Sending email is hard. Just take a look at the success of transactional email services like Mandrill, Sendgrid, and Mailgun.
Every web application under the sun has to send email too so there’s a huge demand for services who can help developers send email more efficiently.
The thing is, if sending email is hard for developers, guess how hard it is for marketers, support teams and sales guys? If you take a look at the home pages of Mandrill, Sendgrid, and Mailgun you can tell they target developers likely because it would be too hard for a non-developer to use their services. After all a developer has to help them set up whatever email they want to send right?
At Zapier we disagree. Sending transactional or automated email should be just as easy for non-technical people as it is for developers and while that may not be the core target of Mandrill, Mailgun or Sendgrid they seem to think so too (all three have added their services via the Zapier developer platform).
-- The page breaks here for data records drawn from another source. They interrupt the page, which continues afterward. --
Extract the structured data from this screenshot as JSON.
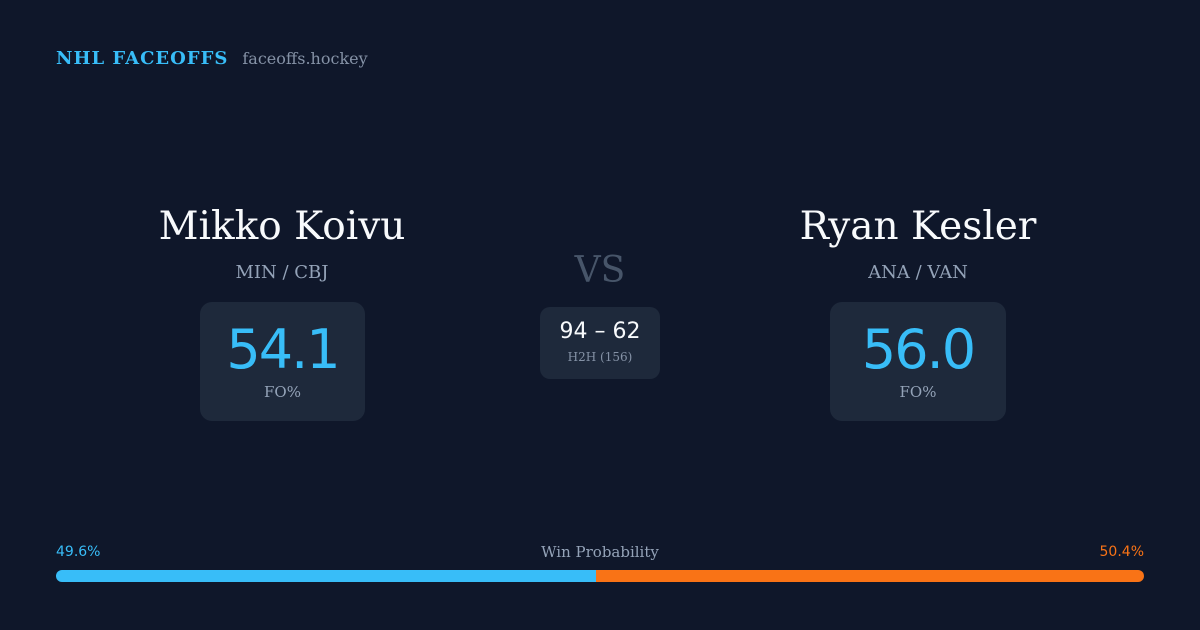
{
  "brand": {
    "name": "NHL FACEOFFS",
    "domain": "faceoffs.hockey"
  },
  "player_left": {
    "name": "Mikko Koivu",
    "teams": "MIN / CBJ",
    "fo_value": "54.1",
    "fo_label": "FO%"
  },
  "player_right": {
    "name": "Ryan Kesler",
    "teams": "ANA / VAN",
    "fo_value": "56.0",
    "fo_label": "FO%"
  },
  "matchup": {
    "vs_label": "VS",
    "h2h_score": "94 – 62",
    "h2h_label": "H2H (156)"
  },
  "win_probability": {
    "label": "Win Probability",
    "left_text": "49.6%",
    "right_text": "50.4%",
    "left_value": 49.6,
    "right_value": 50.4
  },
  "colors": {
    "accent_left": "#38bdf8",
    "accent_right": "#f97316",
    "background": "#0f172a"
  }
}
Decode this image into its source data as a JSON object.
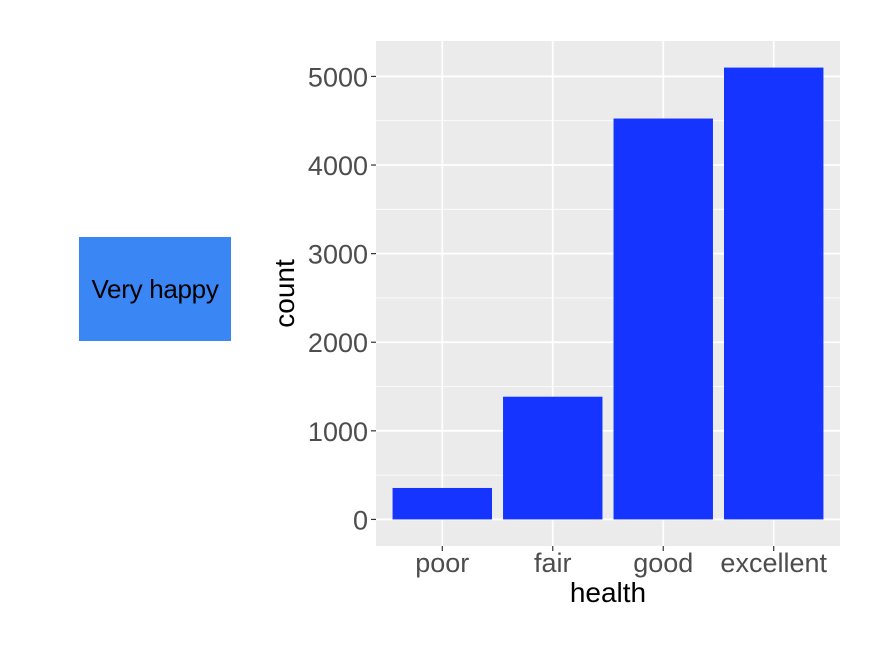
{
  "panel_label": "Very happy",
  "chart_data": {
    "type": "bar",
    "categories": [
      "poor",
      "fair",
      "good",
      "excellent"
    ],
    "values": [
      355,
      1385,
      4525,
      5100
    ],
    "xlabel": "health",
    "ylabel": "count",
    "ylim": [
      -300,
      5400
    ],
    "yticks": [
      0,
      1000,
      2000,
      3000,
      4000,
      5000
    ],
    "grid": true,
    "bar_color": "#1534ff",
    "panel_background": "#ebebeb",
    "grid_color": "#ffffff"
  }
}
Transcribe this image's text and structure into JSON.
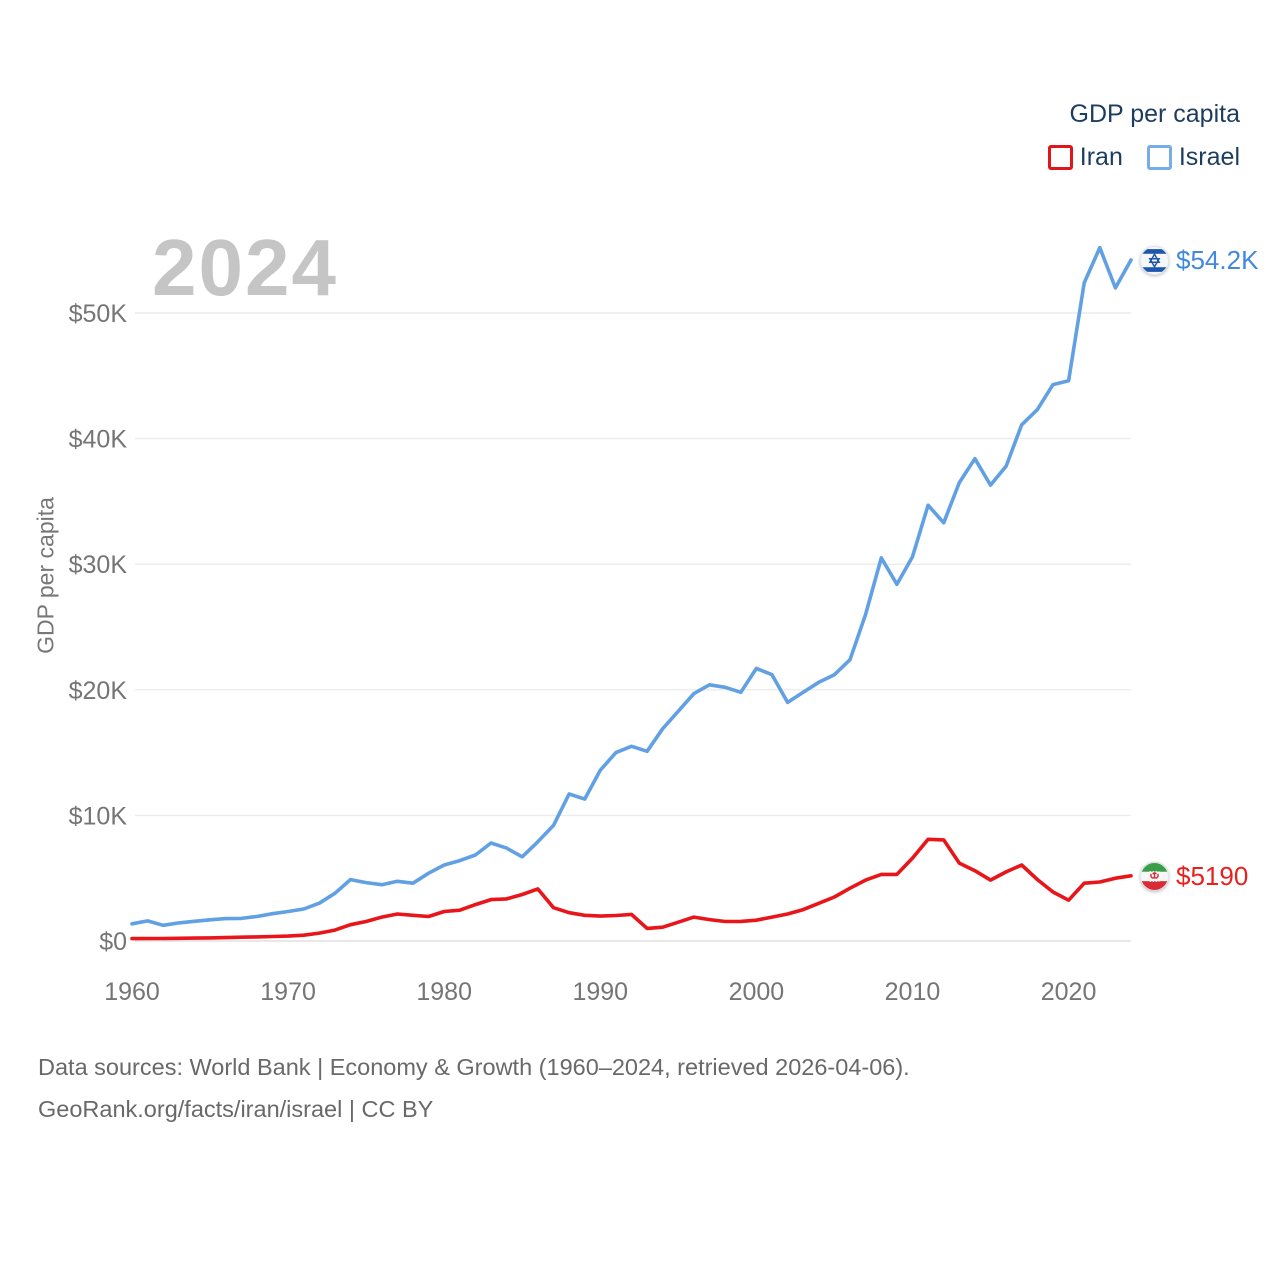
{
  "watermark_year": "2024",
  "legend": {
    "title": "GDP per capita",
    "items": [
      {
        "label": "Iran",
        "swatch_color": "#e0161a"
      },
      {
        "label": "Israel",
        "swatch_color": "#74ade8"
      }
    ]
  },
  "y_axis": {
    "title": "GDP per capita"
  },
  "end_labels": [
    {
      "series": "Israel",
      "text": "$54.2K",
      "color": "#4288dd",
      "value": 54220
    },
    {
      "series": "Iran",
      "text": "$5190",
      "color": "#e8201e",
      "value": 5190
    }
  ],
  "footer": {
    "line1": "Data sources: World Bank | Economy & Growth (1960–2024, retrieved 2026-04-06).",
    "line2": "GeoRank.org/facts/iran/israel | CC BY"
  },
  "chart_data": {
    "type": "line",
    "title": "GDP per capita",
    "xlabel": "",
    "ylabel": "GDP per capita",
    "x_range": [
      1960,
      2024
    ],
    "ylim": [
      0,
      55500
    ],
    "grid": "horizontal",
    "legend_position": "top-right",
    "x": [
      1960,
      1961,
      1962,
      1963,
      1964,
      1965,
      1966,
      1967,
      1968,
      1969,
      1970,
      1971,
      1972,
      1973,
      1974,
      1975,
      1976,
      1977,
      1978,
      1979,
      1980,
      1981,
      1982,
      1983,
      1984,
      1985,
      1986,
      1987,
      1988,
      1989,
      1990,
      1991,
      1992,
      1993,
      1994,
      1995,
      1996,
      1997,
      1998,
      1999,
      2000,
      2001,
      2002,
      2003,
      2004,
      2005,
      2006,
      2007,
      2008,
      2009,
      2010,
      2011,
      2012,
      2013,
      2014,
      2015,
      2016,
      2017,
      2018,
      2019,
      2020,
      2021,
      2022,
      2023,
      2024
    ],
    "series": [
      {
        "name": "Iran",
        "color": "#e8161b",
        "values": [
          190,
          200,
          200,
          215,
          230,
          250,
          270,
          300,
          330,
          360,
          390,
          460,
          630,
          870,
          1300,
          1550,
          1900,
          2150,
          2050,
          1950,
          2350,
          2450,
          2900,
          3300,
          3350,
          3700,
          4150,
          2650,
          2250,
          2050,
          1980,
          2030,
          2120,
          1000,
          1100,
          1500,
          1900,
          1700,
          1550,
          1560,
          1660,
          1900,
          2150,
          2500,
          3000,
          3500,
          4200,
          4850,
          5300,
          5300,
          6600,
          8100,
          8050,
          6200,
          5600,
          4850,
          5500,
          6050,
          4900,
          3900,
          3250,
          4600,
          4700,
          5000,
          5190
        ]
      },
      {
        "name": "Israel",
        "color": "#61a0e3",
        "values": [
          1370,
          1600,
          1250,
          1440,
          1570,
          1690,
          1780,
          1800,
          1950,
          2170,
          2350,
          2550,
          3010,
          3800,
          4890,
          4650,
          4480,
          4750,
          4600,
          5400,
          6050,
          6400,
          6850,
          7800,
          7400,
          6700,
          7900,
          9200,
          11700,
          11300,
          13600,
          15000,
          15500,
          15100,
          16900,
          18300,
          19700,
          20400,
          20200,
          19800,
          21700,
          21200,
          19000,
          19800,
          20600,
          21200,
          22400,
          26000,
          30500,
          28400,
          30600,
          34700,
          33300,
          36500,
          38400,
          36300,
          37800,
          41100,
          42300,
          44300,
          44600,
          52400,
          55200,
          52000,
          54220
        ]
      }
    ],
    "y_ticks": [
      {
        "value": 0,
        "label": "$0"
      },
      {
        "value": 10000,
        "label": "$10K"
      },
      {
        "value": 20000,
        "label": "$20K"
      },
      {
        "value": 30000,
        "label": "$30K"
      },
      {
        "value": 40000,
        "label": "$40K"
      },
      {
        "value": 50000,
        "label": "$50K"
      }
    ],
    "x_ticks": [
      1960,
      1970,
      1980,
      1990,
      2000,
      2010,
      2020
    ]
  }
}
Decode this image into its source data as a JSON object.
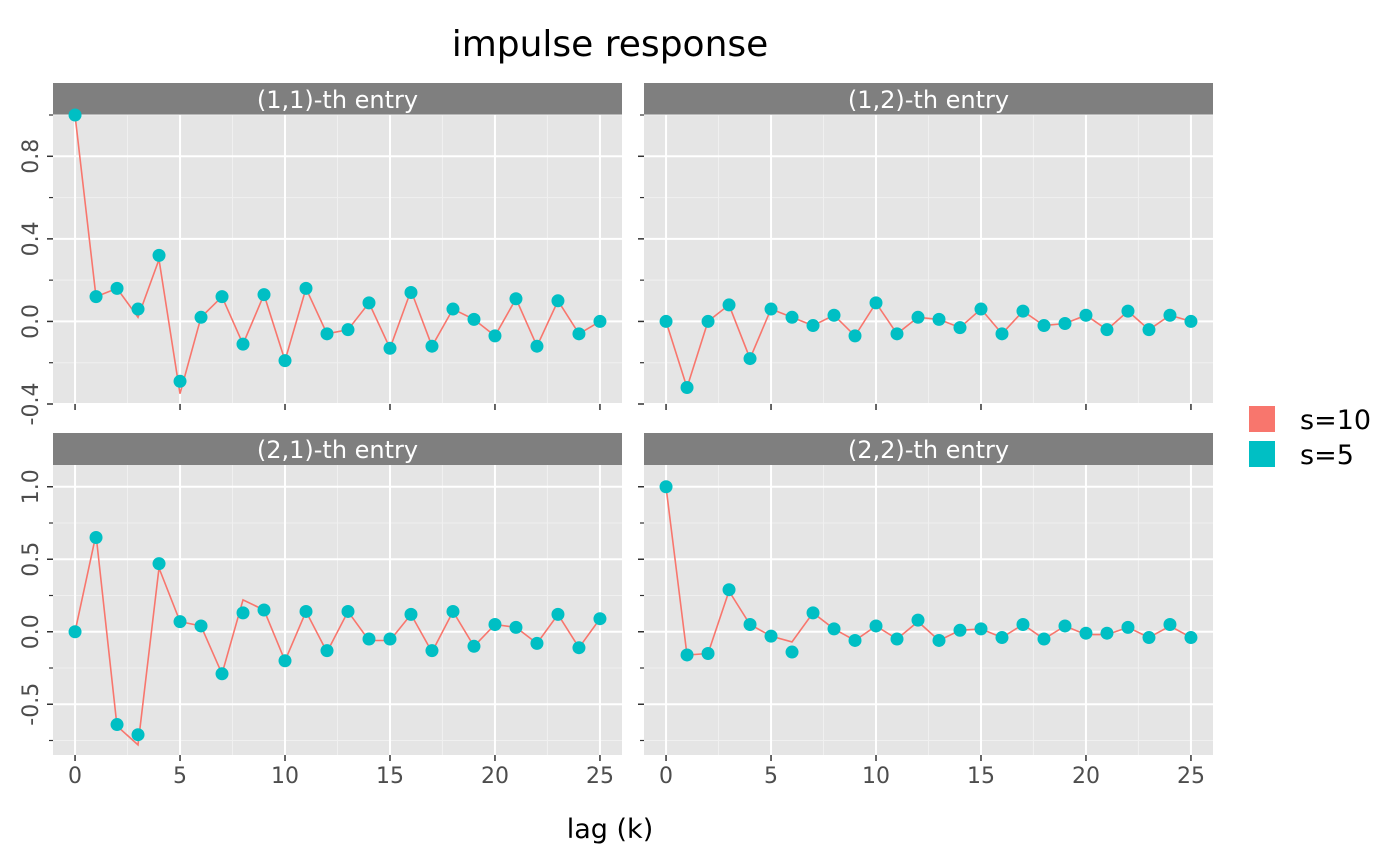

Mandrill recently wrote this excellent post about sending custom automated follow up emails for PayPal purchases so that consumers can have some assurances that their purchase order was indeed recieved by the vendor. This is a way better feedback loop for customers than the standard PayPal purchase email that is sent.
If you look down the list of Zap templates you’ll find hundreds of different use cases for sending high value emails just like the PayPal example above.
What Good is Sending Email?
Patio11 says you should probably send more email if you want to make more money. Email is the gold standard for social and productivity. Everyone hates sending email. Automating sending email is great for web services. It should be great for other non-technical services too.
Sidenote: could be argued this adds to the clutter. Read on for more about this.
Many services have email dropboxes ala Posterous or Basecamp. Entire apps can be built without writing a single line of code by patch working email together with other pre-exisitng apps.
With Great Power Comes Great Responsibility
Sending email isn’t childs play. In the hands of a trained professional email expert is worth it’s weight in gold. Email in the hands of an amatuer will annoy email recipients, kill sender reputation scores, and cause ungodly migraines for those cleaning up the mess.
If you have never sent large amounts of email before I’d encourage, nay I’d insist, you read up on permission. Make sure whoever the recipient is, is happy the email you send reaches them. And don’t just assume they want your email. Explicitily know they want your email.
Remember tools are just that: tools. It’s how you use them that matters. So make sure you use email for good and not evil.